Derimi besleyen şey kandan ziyade acı. Bir defasında acı çekmeyen, onun için devamlı bir yerleri zarar gören ve bundan haberi olmayan bir adam getirmişlerdi. Çok fazla kanatmıştım. … Tuhaf şey, gık bile dememişti. Hayatımda o kadar yavan bir tat hatırlamıyorum. İğrençti!
Acıdan zevk alanları da bilirim. Onların tatları biraz daha ilginç. Nasıl söyleyeyim… Biraz acı, biraz tatlı. Tatlılığı midemi bulandırsa da acının yanındaki o kontrastı dikkatimi çekecek kadar ilginç. Güzel olduğu bile söylenebilir. Eh, o da bir şeydir. Hiç yoktan iyi.
Beni kullananları da çok iyi tanırım. En çok da onları… Ellerine alıp sallamaya hazırlanmalarından itibaren nasıl kontrolü elime aldığımı… Onların nasıl bunu hiç anlamayışlarını… O şiddetten, acıdan beslendiklerini sanıp aslında beni besleyişlerini, sonra kendilerinden geçişlerini!
Sonra, belli bir yerden sonra, nasıl çektiğim tüm acıyı üzerlerine salışımı… Nasıl kollarımda ölüşlerini… Aslında, Ben onların ellerindeyken desem daha doğru görünecek değil mi? Gerçek her zaman doğru görünmeyebiliyor demek ki. Kollarımda öldükten sonra, onlara verdiğim tüm o acının bana geri gelişini!
Şu binlerce yıllık ömrüm boyunca yaşamımın nedenini, kim olduğumu falan hiç merak etmedim ben. Ne de olsa bir insan değilim.
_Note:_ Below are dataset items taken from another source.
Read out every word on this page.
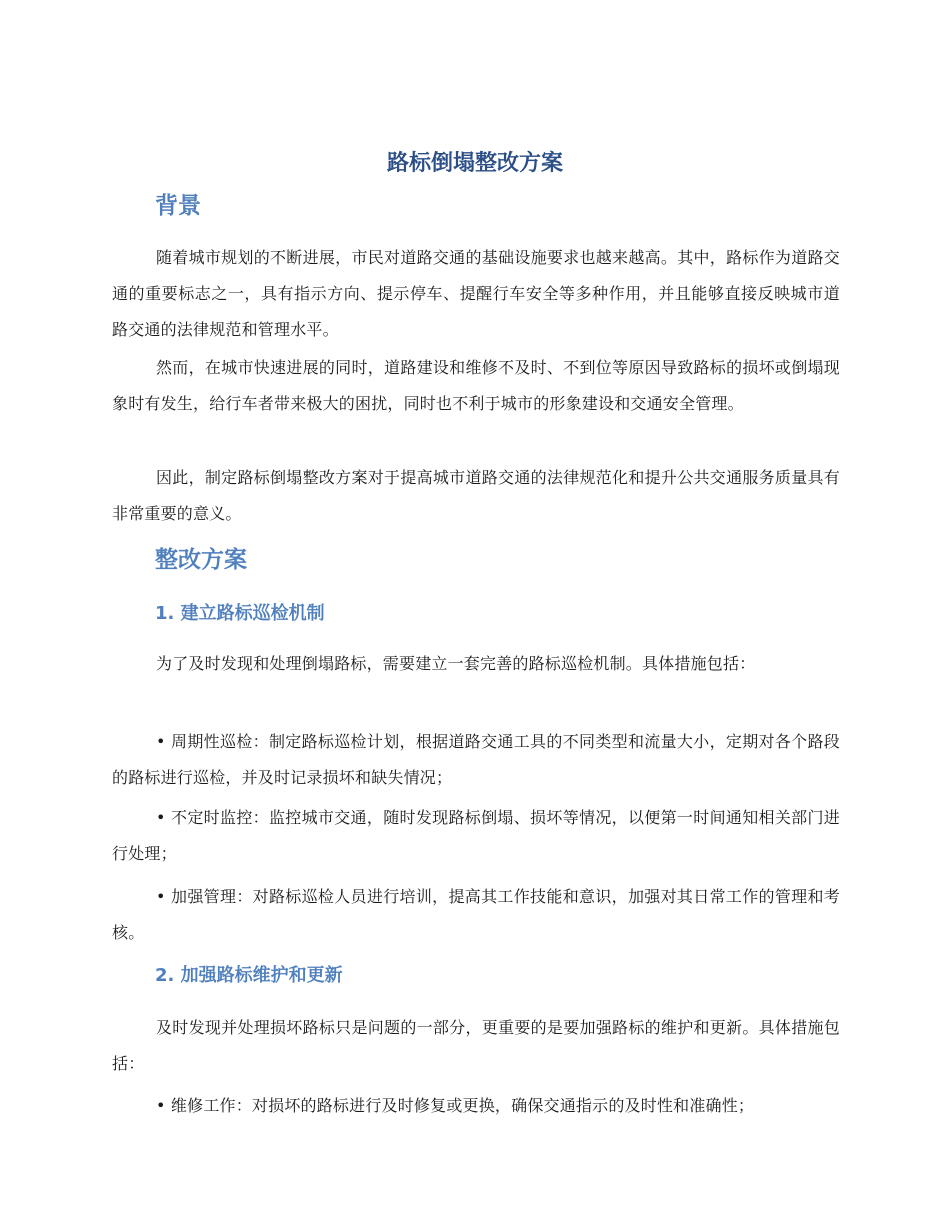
路标倒塌整改方案
背景
随着城市规划的不断进展，市民对道路交通的基础设施要求也越来越高。其中，路标作为道路交通的重要标志之一，具有指示方向、提示停车、提醒行车安全等多种作用，并且能够直接反映城市道路交通的法律规范和管理水平。
然而，在城市快速进展的同时，道路建设和维修不及时、不到位等原因导致路标的损坏或倒塌现象时有发生，给行车者带来极大的困扰，同时也不利于城市的形象建设和交通安全管理。
因此，制定路标倒塌整改方案对于提高城市道路交通的法律规范化和提升公共交通服务质量具有非常重要的意义。
整改方案
1. 建立路标巡检机制
为了及时发现和处理倒塌路标，需要建立一套完善的路标巡检机制。具体措施包括：
• 周期性巡检：制定路标巡检计划，根据道路交通工具的不同类型和流量大小，定期对各个路段的路标进行巡检，并及时记录损坏和缺失情况；
• 不定时监控：监控城市交通，随时发现路标倒塌、损坏等情况，以便第一时间通知相关部门进行处理；
• 加强管理：对路标巡检人员进行培训，提高其工作技能和意识，加强对其日常工作的管理和考核。
2. 加强路标维护和更新
及时发现并处理损坏路标只是问题的一部分，更重要的是要加强路标的维护和更新。具体措施包括：
• 维修工作：对损坏的路标进行及时修复或更换，确保交通指示的及时性和准确性；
Sadece bir tek şey merak ettim…
Beni kullanan o aptallar, beni her kullanışlarında kendileri de acı çekiyorlar. Başka bir varlığa acı çektirdikleri için olmalı. Onlardan da beslendiğimden iyi biliyorum. Hem en tatlı acı da onlarınki.
Peki neden? Madem bu acıtıyor, neden birilerine acı çektirmeye devam ediyorlar? İşte yaşadığım binlerce yıllık hayatımda tek anlamadığım şey bu.
İşte, şimdi de bir antikacıda, bir sonrakini beklemekteyim.
Beni acıyla besleyen ve beslediği bu acıyla ölecek olanı.
Belki herkes öldükten, dünya sona erdikten sonra, tanrıyı bulur ve ona içimdeki tüm acıyı geri veririm. Kuruyuncaya, binlerce yıl içinde çoktan toz olması gereken deri kayışlarım ve bronz gövdem dağılıncaya kadar.
Ama daha önce ona sorarım… Şu bir türlü anlayamadığım şeyi, bir de ona sorarım. Çünkü biliyorum. Acı var oldukça ben de ölmeyeceğim. Ölemeyeceğim!
Ve o yanıtı ona, acıyı yaratana soramadan asla öğrenemeyeceğim.